Monitoring dynamic alterations in calcium homeostasis by T₁-weighted and T₁-mapping cardiac manganese-enhanced MRI in a murine myocardial infarction model

Manganese has been used as a T₁-weighted MRI contrast agent in a variety of applications. Because manganese ions (Mn²⁺) enter viable myocardial cells via voltage-gated Ca²⁺ channels, manganese-enhanced MRI is sensitive to the viability and inotropic state of the heart. In spite of the established importance of Ca²⁺ regulation in the heart both before and after myocardial injury, monitoring strategies to assess Ca²⁺ homeostasis in affected cardiac tissues are limited. This study implements a T₁-mapping method to obtain quantitative information both dynamically and over a range of MnCl₂ infusion doses. To optimize the current Mn²⁺ infusion protocols, we performed both dose-dependent and temporal washout studies. A non-linear relationship between infused MnCl₂ solution dose and increase in left ventricular wall relaxation rate (DR₁) was observed. Control mice also exhibited significant Mn²⁺ clearance over time, with a decrease in DR₁ of ~50% occurring in just 2.5 h. The complicated efflux time dependence possibly suggests multiple efflux mechanisms.
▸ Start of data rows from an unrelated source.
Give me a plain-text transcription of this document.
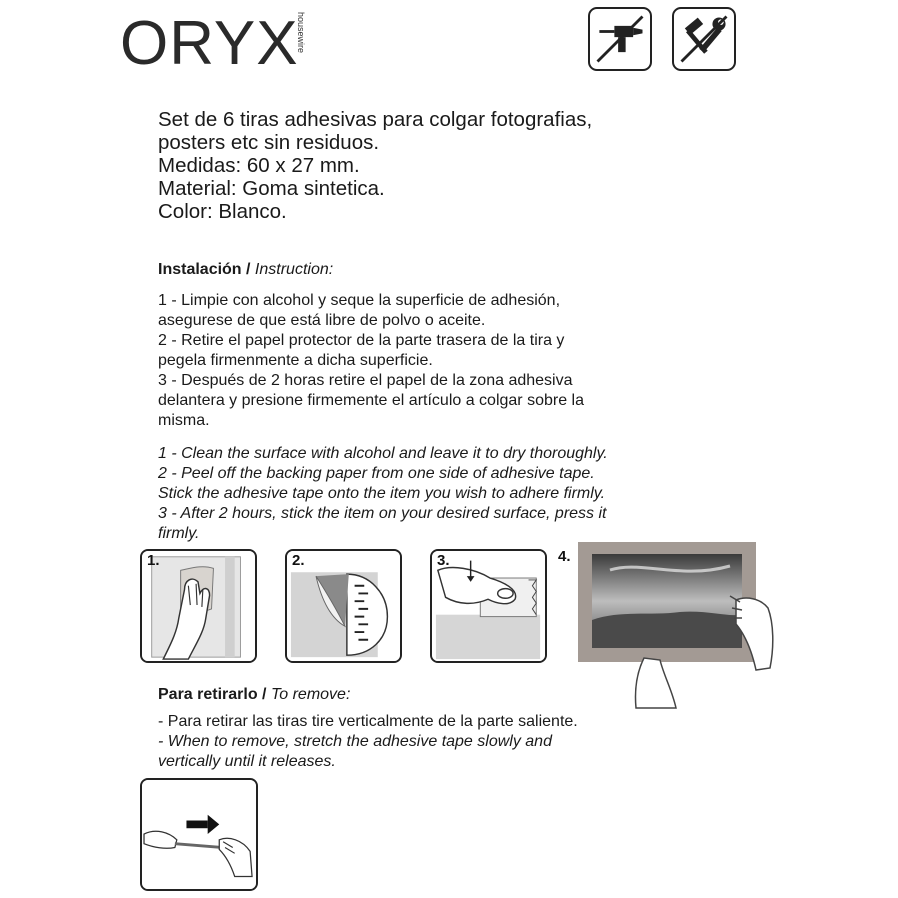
ORYX
housewire
Set de 6 tiras adhesivas para colgar fotografias,
posters etc sin residuos.
Medidas: 60 x 27 mm.
Material: Goma sintetica.
Color: Blanco.
Instalación / Instruction:
1 - Limpie con alcohol y seque la superficie de adhesión,
asegurese de que está libre de polvo o aceite.
2 - Retire el papel protector de la parte trasera de la tira y
pegela firmenmente a dicha superficie.
3 - Después de 2 horas retire el papel de la zona adhesiva
delantera y presione firmemente el artículo a colgar sobre la
misma.
1 - Clean the surface with alcohol and leave it to dry thoroughly.
2 - Peel off the backing paper from one side of adhesive tape.
Stick the adhesive tape onto the item you wish to adhere firmly.
3 - After 2 hours, stick the item on your desired surface, press it
firmly.
1.	2.	3.	4.
Para retirarlo / To remove:
- Para retirar las tiras tire verticalmente de la parte saliente.
- When to remove, stretch the adhesive tape slowly and
vertically until it releases.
With the use of the measured relationship between infused Mn²⁺ dose, DR₁, and inductively coupled plasma mass spectrometry data analysis provided a means of estimating the absolute heart Mn concentration in vivo. We show that this technique has the sensitivity to observe or monitor potential alterations in Ca²⁺ handling in vivo because of the physiological remodeling after myocardial infarction. Left ventricular free wall DR₁ values were significantly lower (P = 0.005) in the adjacent zone, surrounding the injured myocardial tissue, than in healthy tissue. This inferred reduction in Mn concentration can be used to estimate potentially salvageable myocardium in vivo for future treatment or evaluation of disease progression.